When I was in Australia last year I met Tyler Mitchell. We were at a working lunch organised by Igniting Change to discuss criminal justice reform. Together with a group of business leaders and philanthropists, as well as people who had experienced the criminal justice system first hand, we debated how more can be done to support people when they come out of prison.
Tyler was one of those who had been in Port Phillip Prison’s Juvenile Justice Unit, which Virgin Unite has long been a supporter of. He shared his moving story of how he fell into the drug trade and made many mistakes as a young man. But, with the support of Jane Tewson from Igniting Change, Anne Hooker, who created and runs the Youth Unit at Port Phillip Prison, and others, Tyler has turned his life around.
He had always been passionate about fitness; it was his way to escape other aspects of his life, feel good about himself and stimulate some positive momentum. I’ve always believed that people should follow their passions and success will follow – that’s what Tyler is trying to do. He started a workout clothing business called Beast & Beauty, which creates bold, functional activewear that moulds around your physique.

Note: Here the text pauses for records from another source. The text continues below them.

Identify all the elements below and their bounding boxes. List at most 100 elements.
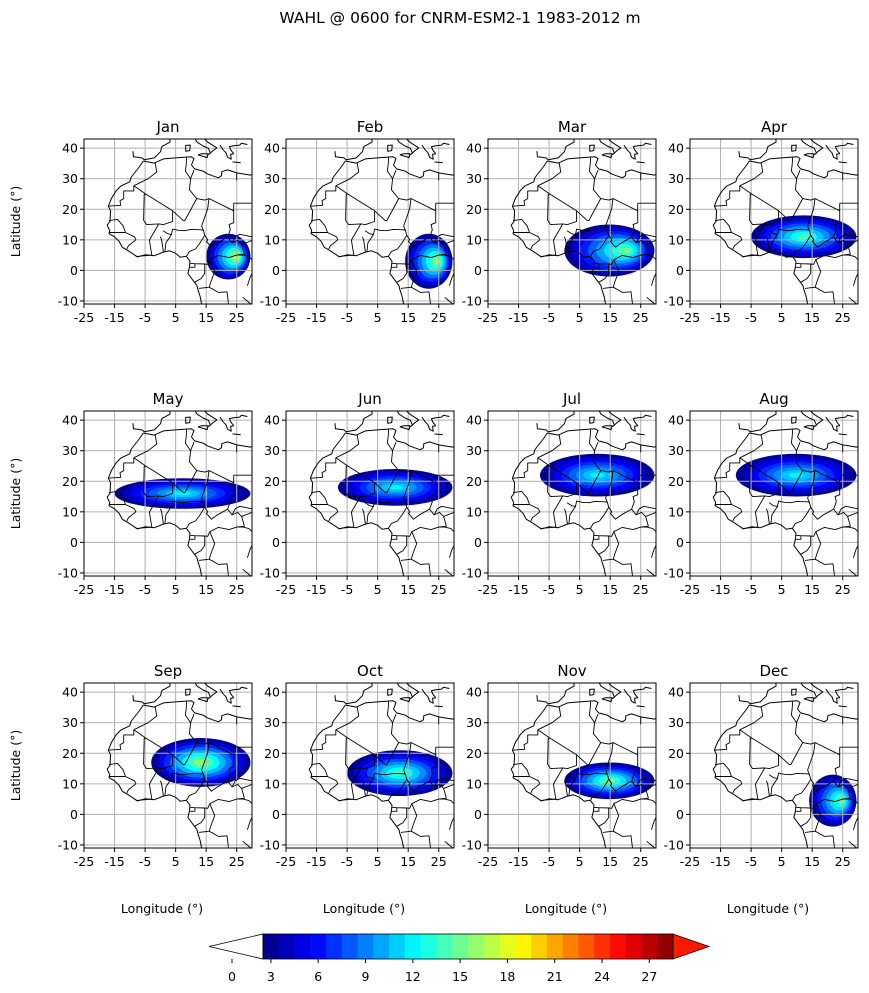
country-border — [133, 706, 158, 731]
x-tick-label: 5 — [778, 310, 786, 325]
colorbar-segment — [310, 934, 327, 959]
x-tick-label: -15 — [104, 310, 124, 325]
x-tick-label: 15 — [400, 310, 416, 325]
heat-layer — [347, 750, 453, 797]
country-border — [847, 511, 858, 517]
country-border — [800, 808, 812, 827]
country-border — [448, 545, 454, 558]
country-border — [443, 239, 454, 245]
country-border — [563, 508, 568, 525]
coastline — [106, 432, 203, 576]
country-border — [398, 198, 437, 212]
country-border — [108, 185, 135, 207]
country-border — [172, 429, 198, 494]
colorbar-tick-label: 18 — [499, 969, 515, 984]
x-tick-label: -15 — [710, 582, 730, 597]
coastline — [547, 428, 656, 451]
country-border — [231, 777, 252, 788]
coastline — [536, 139, 585, 161]
y-tick-label: 30 — [668, 443, 684, 458]
map-lines — [308, 411, 454, 576]
coastline — [738, 139, 787, 161]
coastline — [825, 686, 854, 704]
country-border — [337, 495, 362, 530]
y-tick-label: 0 — [70, 807, 78, 822]
y-tick-label: -10 — [58, 293, 78, 308]
panel-title: Mar — [558, 118, 587, 136]
coastline — [219, 414, 248, 432]
country-border — [574, 500, 610, 529]
colorbar-tick-label: 21 — [547, 969, 563, 984]
x-tick-label: 15 — [400, 854, 416, 869]
coastline — [536, 411, 585, 433]
coastline — [132, 683, 181, 705]
country-border — [563, 780, 568, 797]
y-tick-label: 20 — [62, 746, 78, 761]
country-border — [802, 198, 841, 212]
country-border — [398, 470, 437, 484]
coastline — [219, 142, 248, 160]
x-tick-label: -15 — [710, 310, 730, 325]
y-tick-label: 30 — [62, 715, 78, 730]
country-border — [842, 526, 858, 533]
country-border — [800, 264, 812, 283]
heat-contour — [590, 472, 605, 478]
y-axis-label: Latitude (°) — [8, 458, 23, 529]
country-border — [852, 545, 858, 558]
country-border — [778, 701, 804, 766]
country-border — [600, 470, 639, 484]
country-border — [133, 185, 174, 226]
x-tick-label: -15 — [306, 854, 326, 869]
y-tick-label: 20 — [264, 202, 280, 217]
country-border — [327, 776, 339, 794]
x-tick-label: 25 — [835, 582, 851, 597]
y-tick-label: -10 — [58, 565, 78, 580]
y-tick-label: -10 — [462, 565, 482, 580]
panel-frame — [689, 138, 859, 305]
country-border — [814, 830, 835, 848]
country-border — [398, 742, 437, 756]
y-tick-label: 30 — [668, 171, 684, 186]
country-border — [170, 228, 206, 257]
colorbar-tick-label: 24 — [594, 969, 610, 984]
x-tick-label: 5 — [172, 854, 180, 869]
country-border — [433, 777, 454, 788]
panel-title: Sep — [154, 662, 182, 680]
y-tick-label: 10 — [264, 776, 280, 791]
country-border — [814, 558, 835, 576]
x-tick-label: -25 — [680, 310, 700, 325]
country-border — [204, 482, 235, 520]
y-axis-label: Latitude (°) — [8, 730, 23, 801]
colorbar-segment — [594, 934, 611, 959]
country-border — [196, 198, 235, 212]
coastline — [334, 683, 383, 705]
y-tick-label: -10 — [664, 837, 684, 852]
panel-may: May -25 -15 -5 5 15 25 -10 0 10 20 30 40 Latitude (°) — [8, 390, 253, 597]
country-border — [196, 470, 235, 484]
country-border — [765, 508, 770, 525]
country-border — [714, 762, 732, 777]
coastline — [510, 160, 607, 304]
country-border — [403, 198, 412, 231]
coastline — [106, 704, 203, 848]
country-border — [529, 504, 541, 522]
y-tick-label: 40 — [264, 413, 280, 428]
island — [803, 153, 815, 159]
country-border — [159, 508, 164, 525]
x-tick-label: -25 — [74, 310, 94, 325]
coastline — [749, 700, 858, 723]
country-border — [374, 157, 400, 222]
x-tick-label: -15 — [104, 582, 124, 597]
country-border — [529, 232, 541, 250]
country-border — [795, 263, 802, 268]
y-tick-label: 0 — [474, 263, 482, 278]
country-border — [391, 442, 397, 452]
colorbar-segment — [389, 934, 406, 959]
coastline — [396, 411, 420, 428]
panel-frame — [689, 410, 859, 577]
x-tick-label: -15 — [508, 310, 528, 325]
y-tick-label: 20 — [62, 474, 78, 489]
country-border — [443, 511, 454, 517]
country-border — [810, 754, 841, 792]
country-border — [837, 233, 858, 244]
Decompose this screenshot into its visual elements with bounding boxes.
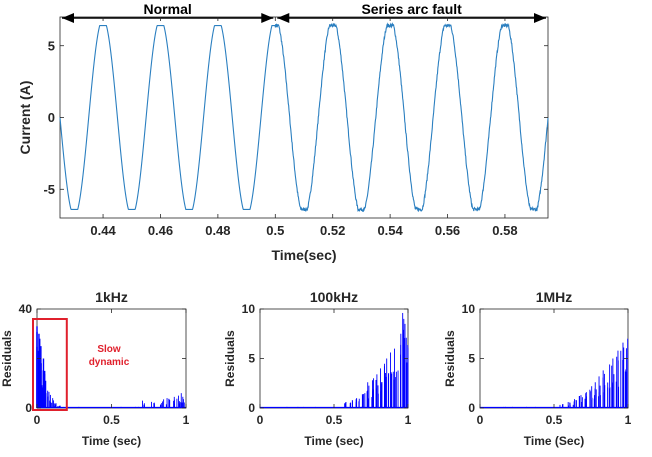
- y-tick-label: 5: [468, 352, 475, 366]
- plot-area: [479, 308, 629, 409]
- y-tick-label: 40: [19, 302, 33, 316]
- chart-title: 100kHz: [310, 289, 358, 305]
- annotation-label: Series arc fault: [361, 1, 462, 17]
- y-axis-label: Residuals: [0, 330, 14, 387]
- x-tick-label: 0: [257, 413, 264, 427]
- chart-title: 1MHz: [536, 289, 573, 305]
- x-tick-label: 0.58: [492, 223, 517, 238]
- x-tick-label: 1: [183, 413, 190, 427]
- residual-bars: [259, 312, 409, 408]
- x-tick-label: 1: [625, 413, 632, 427]
- x-tick-label: 1: [405, 413, 412, 427]
- plot-area: [59, 16, 549, 219]
- x-axis-label: Time (sec): [304, 434, 363, 448]
- x-tick-label: 0: [477, 413, 484, 427]
- x-tick-label: 0.5: [326, 413, 343, 427]
- chart-title: 1kHz: [95, 289, 128, 305]
- x-tick-label: 0.5: [266, 223, 284, 238]
- y-tick-label: 0: [48, 110, 55, 125]
- x-tick-label: 0.54: [377, 223, 403, 238]
- x-tick-label: 0: [34, 413, 41, 427]
- residual-bars: [481, 338, 629, 408]
- chart-1: Normal Series arc fault 0.44 0.46 0.48 0.5 0.5…: [17, 1, 549, 263]
- x-tick-label: 0.5: [546, 413, 563, 427]
- y-axis-label: Current (A): [17, 81, 33, 155]
- arrow-head-right: [534, 13, 546, 23]
- y-tick-label: 0: [468, 401, 475, 415]
- x-tick-label: 0.56: [435, 223, 460, 238]
- highlight-box: [32, 318, 68, 411]
- current-waveform-line: [59, 22, 549, 213]
- x-tick-label: 0.52: [320, 223, 345, 238]
- y-tick-label: 5: [248, 352, 255, 366]
- y-tick-label: 5: [48, 38, 55, 53]
- arrow-head-left: [62, 13, 74, 23]
- x-tick-label: 0.44: [90, 223, 116, 238]
- x-axis-label: Time (Sec): [524, 434, 584, 448]
- y-tick-label: 0: [248, 401, 255, 415]
- x-tick-label: 0.46: [148, 223, 173, 238]
- y-axis-label: Residuals: [443, 330, 457, 387]
- arrow-head-right: [261, 13, 274, 23]
- arrow-head-left: [277, 13, 290, 23]
- x-tick-label: 0.5: [103, 413, 120, 427]
- y-tick-label: 10: [462, 302, 476, 316]
- x-axis-label: Time (sec): [82, 434, 141, 448]
- y-tick-label: 10: [242, 302, 256, 316]
- y-axis-label: Residuals: [223, 330, 237, 387]
- x-axis-label: Time(sec): [271, 247, 336, 263]
- highlight-label-line-2: dynamic: [89, 357, 130, 368]
- x-tick-label: 0.48: [205, 223, 230, 238]
- y-tick-label: 0: [25, 401, 32, 415]
- annotation-label: Normal: [144, 1, 192, 17]
- highlight-label-line-1: Slow: [97, 344, 121, 355]
- y-tick-label: -5: [43, 182, 55, 197]
- chart-2: 1kHz Slow dynamic 0 0.5 1 0 40 Time (sec) Residua…: [0, 289, 190, 448]
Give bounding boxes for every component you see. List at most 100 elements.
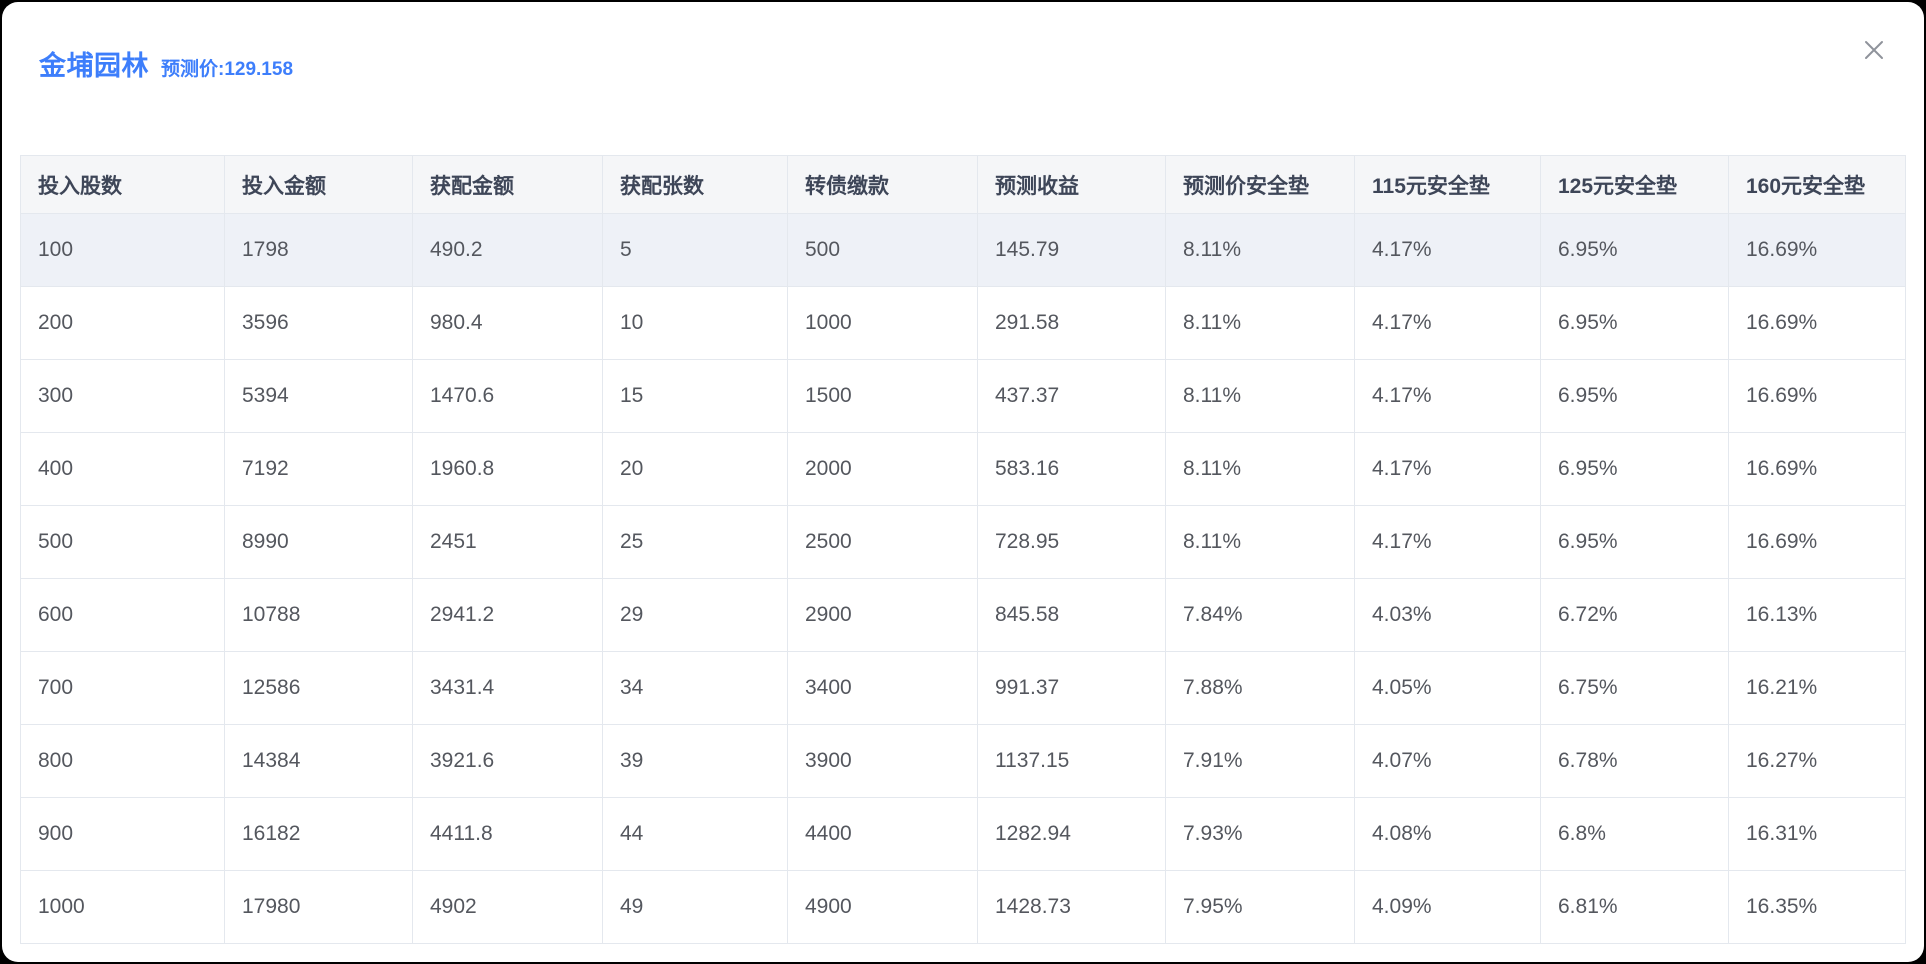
table-cell: 490.2 (412, 213, 603, 287)
table-cell: 6.72% (1540, 578, 1729, 652)
table-cell: 4.17% (1354, 286, 1541, 360)
table-cell: 17980 (224, 870, 413, 944)
table-cell: 6.8% (1540, 797, 1729, 871)
table-cell: 5 (602, 213, 788, 287)
close-x-icon (1862, 38, 1886, 62)
table-cell: 980.4 (412, 286, 603, 360)
table-cell: 1000 (787, 286, 978, 360)
table-cell: 16.69% (1728, 432, 1906, 506)
col-header-predicted-profit: 预测收益 (977, 155, 1166, 214)
table-cell: 300 (20, 359, 225, 433)
table-cell: 6.81% (1540, 870, 1729, 944)
table-cell: 145.79 (977, 213, 1166, 287)
table-cell: 1960.8 (412, 432, 603, 506)
table-cell: 7.95% (1165, 870, 1355, 944)
table-cell: 6.75% (1540, 651, 1729, 725)
table-cell: 291.58 (977, 286, 1166, 360)
table-row[interactable]: 200 3596 980.4 10 1000 291.58 8.11% 4.17… (20, 286, 1906, 360)
table-cell: 2451 (412, 505, 603, 579)
table-cell: 700 (20, 651, 225, 725)
table-cell: 16182 (224, 797, 413, 871)
table-cell: 16.69% (1728, 213, 1906, 287)
table-cell: 8.11% (1165, 432, 1355, 506)
table-cell: 7.84% (1165, 578, 1355, 652)
table-cell: 728.95 (977, 505, 1166, 579)
table-cell: 845.58 (977, 578, 1166, 652)
table-cell: 4.07% (1354, 724, 1541, 798)
table-cell: 29 (602, 578, 788, 652)
bond-name-title: 金埔园林 (39, 51, 149, 81)
table-cell: 4900 (787, 870, 978, 944)
table-cell: 500 (20, 505, 225, 579)
table-cell: 39 (602, 724, 788, 798)
col-header-allocated-sheets: 获配张数 (602, 155, 788, 214)
col-header-cushion-160: 160元安全垫 (1728, 155, 1906, 214)
col-header-cushion-125: 125元安全垫 (1540, 155, 1729, 214)
table-cell: 4.09% (1354, 870, 1541, 944)
table-cell: 6.95% (1540, 213, 1729, 287)
table-cell: 2500 (787, 505, 978, 579)
table-cell: 3596 (224, 286, 413, 360)
col-header-cushion-115: 115元安全垫 (1354, 155, 1541, 214)
table-cell: 7192 (224, 432, 413, 506)
col-header-allocated-amount: 获配金额 (412, 155, 603, 214)
table-cell: 16.69% (1728, 359, 1906, 433)
table-cell: 1428.73 (977, 870, 1166, 944)
table-cell: 4400 (787, 797, 978, 871)
table-cell: 900 (20, 797, 225, 871)
table-cell: 4.17% (1354, 432, 1541, 506)
table-cell: 5394 (224, 359, 413, 433)
table-cell: 4.17% (1354, 213, 1541, 287)
table-cell: 3900 (787, 724, 978, 798)
table-cell: 34 (602, 651, 788, 725)
table-cell: 16.13% (1728, 578, 1906, 652)
table-cell: 16.69% (1728, 286, 1906, 360)
table-row[interactable]: 400 7192 1960.8 20 2000 583.16 8.11% 4.1… (20, 432, 1906, 506)
table-cell: 7.88% (1165, 651, 1355, 725)
table-cell: 1470.6 (412, 359, 603, 433)
table-cell: 7.93% (1165, 797, 1355, 871)
table-cell: 15 (602, 359, 788, 433)
table-cell: 1798 (224, 213, 413, 287)
table-cell: 1282.94 (977, 797, 1166, 871)
table-cell: 8.11% (1165, 505, 1355, 579)
table-cell: 4.08% (1354, 797, 1541, 871)
table-cell: 1500 (787, 359, 978, 433)
col-header-invest-amount: 投入金额 (224, 155, 413, 214)
table-cell: 500 (787, 213, 978, 287)
table-cell: 4.05% (1354, 651, 1541, 725)
table-cell: 12586 (224, 651, 413, 725)
col-header-shares: 投入股数 (20, 155, 225, 214)
table-row[interactable]: 300 5394 1470.6 15 1500 437.37 8.11% 4.1… (20, 359, 1906, 433)
table-cell: 4411.8 (412, 797, 603, 871)
table-row[interactable]: 500 8990 2451 25 2500 728.95 8.11% 4.17%… (20, 505, 1906, 579)
table-cell: 49 (602, 870, 788, 944)
table-cell: 3400 (787, 651, 978, 725)
table-cell: 800 (20, 724, 225, 798)
table-cell: 1137.15 (977, 724, 1166, 798)
table-cell: 2941.2 (412, 578, 603, 652)
table-row[interactable]: 700 12586 3431.4 34 3400 991.37 7.88% 4.… (20, 651, 1906, 725)
table-cell: 8990 (224, 505, 413, 579)
table-cell: 16.31% (1728, 797, 1906, 871)
predicted-price-label: 预测价:129.158 (161, 59, 294, 80)
table-cell: 10788 (224, 578, 413, 652)
table-cell: 400 (20, 432, 225, 506)
close-button[interactable] (1858, 34, 1890, 66)
table-row[interactable]: 900 16182 4411.8 44 4400 1282.94 7.93% 4… (20, 797, 1906, 871)
table-cell: 16.27% (1728, 724, 1906, 798)
modal-header: 金埔园林 预测价:129.158 (2, 2, 1924, 155)
table-cell: 8.11% (1165, 213, 1355, 287)
table-row[interactable]: 600 10788 2941.2 29 2900 845.58 7.84% 4.… (20, 578, 1906, 652)
table-cell: 583.16 (977, 432, 1166, 506)
table-cell: 4.17% (1354, 505, 1541, 579)
table-row[interactable]: 1000 17980 4902 49 4900 1428.73 7.95% 4.… (20, 870, 1906, 944)
table-cell: 200 (20, 286, 225, 360)
table-cell: 6.95% (1540, 505, 1729, 579)
table-cell: 6.95% (1540, 286, 1729, 360)
table-row[interactable]: 800 14384 3921.6 39 3900 1137.15 7.91% 4… (20, 724, 1906, 798)
table-cell: 2900 (787, 578, 978, 652)
table-cell: 20 (602, 432, 788, 506)
table-cell: 16.35% (1728, 870, 1906, 944)
table-row[interactable]: 100 1798 490.2 5 500 145.79 8.11% 4.17% … (20, 213, 1906, 287)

Tyler explained how following his passion is helping him to become the best form of himself. I can certainly relate to that; it is often when we pursue our dreams that we are most open, most alive and most eager to work with others to make positive changes for all.
Stories like Tyler’s are inspiring, and I believe entrepreneurship has a huge role to play in breaking the cycle of recidivism. But all aspects of society need to support people who have been in the criminal justice system to help them become productive members of society.
This is especially true of businesses. As I have written before about Virgin and other companies’ work in this area, by giving people a better chance and the dignity of decent work, we can help reduce reoffending rates. By creating opportunities through employment, we can make a real difference to society at large.